会社概要
 『いちい』という変わった社名は屋号の「一イ」からきている。明治25年創業の海産物問屋伊藤商店は長い間「にんべんさん」として親しまれてきていたが、商標権の問題から「いちい伊藤商店」に、そして昭和48年(株)いちいに名称変更したものだ。
 この『いちい』、材質が堅く、また木目がキメ細かくしっかりしていることから神主が持つへらの材料となる針葉樹「一位」にもつながり、縁起がいいことから社のシンボルマークにもしている。
 スーパーマーケットを開業するようになったのは、昭和42年10月の山下店から。今年2月副社長に就任した伊藤六郎氏が、「スーパーを始めるから」と父親(故人)に呼び戻されて最初に配属されたのがこの山下店。そして、買参権の印でもある帽子を渡され、青果市場に放り込まれるハメに。右も左も全くわからないズブの素人が仕入れを任されたのだ。
 「人に教えられるのが嫌いな性格ですから、見様見真似で一から勉強しました。朝3時に起きて市場に出かけ、店に戻って品物を並べ、社員やパートに作業の指示をするなど大忙しの毎日。1カ月ほど店で寝泊まりしたのですが、布団の代わりに段ボールをかぶって寝てました」と伊藤副社長。

近くに店がない小団地から要請を受け赤字覚悟で出店

 郡山市に本拠を置く県下最大のリージョナルチェーンストアも、当時はまだ福島市には進出しておらず、『いちい』の活躍が注目されていた。
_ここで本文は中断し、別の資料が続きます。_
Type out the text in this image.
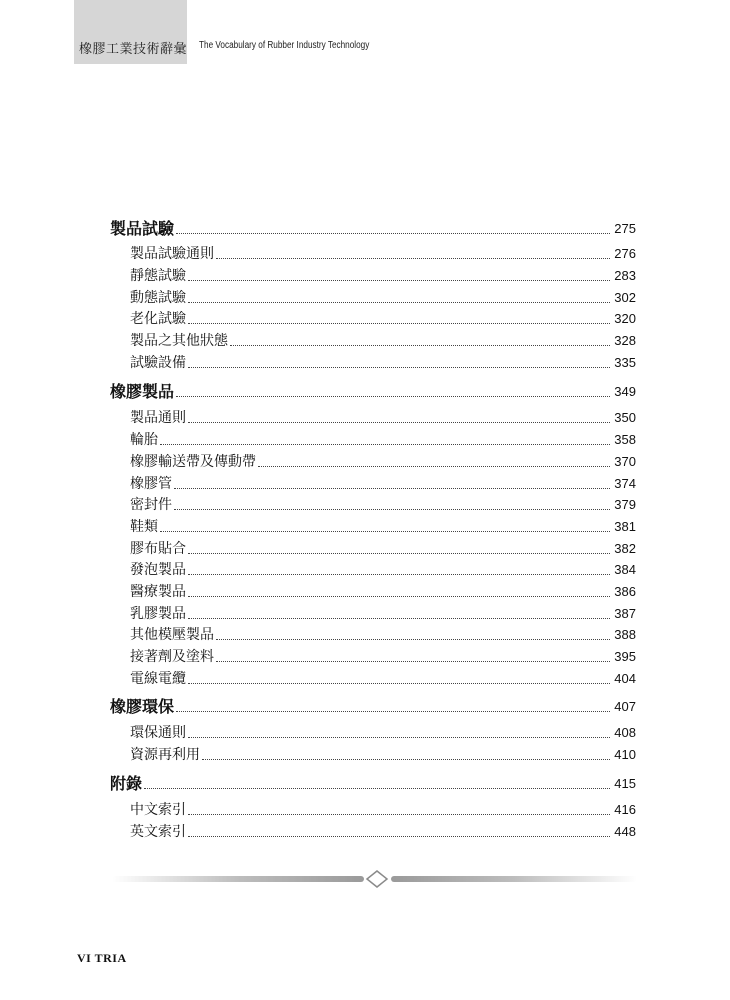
橡膠工業技術辭彙 The Vocabulary of Rubber Industry Technology
製品試驗	275
製品試驗通則	276
靜態試驗	283
動態試驗	302
老化試驗	320
製品之其他狀態	328
試驗設備	335
橡膠製品	349
製品通則	350
輪胎	358
橡膠輸送帶及傳動帶	370
橡膠管	374
密封件	379
鞋類	381
膠布貼合	382
發泡製品	384
醫療製品	386
乳膠製品	387
其他模壓製品	388
接著劑及塗料	395
電線電纜	404
橡膠環保	407
環保通則	408
資源再利用	410
附錄	415
中文索引	416
英文索引	448
VI TRIA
 昭和50年わずか50世帯しかいない団地(今では人口1万3,000人、3,500世帯に膨れ上がっている)から「ぜひ出店してほしい」と要請され、赤字覚悟で蓬菜店を出店するまで、SMと呼べるのはこの山下店1店だけだった。
 (株)いちいが多店化を意識し始めたのは昭和58年、今は福島西店になっている八島田店をオープンした頃から。中期5カ年計画に出店計画を盛り込み、出店エリアも宮城県や福島県南部へ拡大しようという意欲的な計画だった。
 「バブル経済の崩壊で、この計画は根本から見直さざるを得なくなりましてね。当時店舗開発の責任者となっていた私は、計画解消をめぐって地権者と折衝する日々が何日も、あるいは何カ月、何年も続き、体を壊して通院することも1度や2度に限らなかった。それほど苦しい日々が続きました」と伊藤副社長は当時を振り返る。
 その間、新規事業として外食産業に進出したり、ドラッグストアやリカーショップを手掛けたり、今は1番の稼ぎ手となっている新業態「パワーデポ食品館」を開業したりと、不況に強い企業体質を活かして、着実に企業規模を拡大している。
 「平成12年の須賀川東店(次号で紹介)で新規出店は一段落したので、今年1年は既存店の改装に力を入れていく予定にしています」(伊藤副社長)という。が、来年度は4店舗新規出店を計画している。
 それに備え、再度SMの基本原則である「クレンリネス」を徹底して社員に浸透させる。名付けて「クリーン作戦」。自分達で日常の清掃作業を行うことでその意識を高めようというもので、3カ月間店舗単位で競わせる。「1位から5位までに入賞した店舗には、それに準じた報賞を出すことにしています」(伊藤副社長)と、社員にハッパをかけている。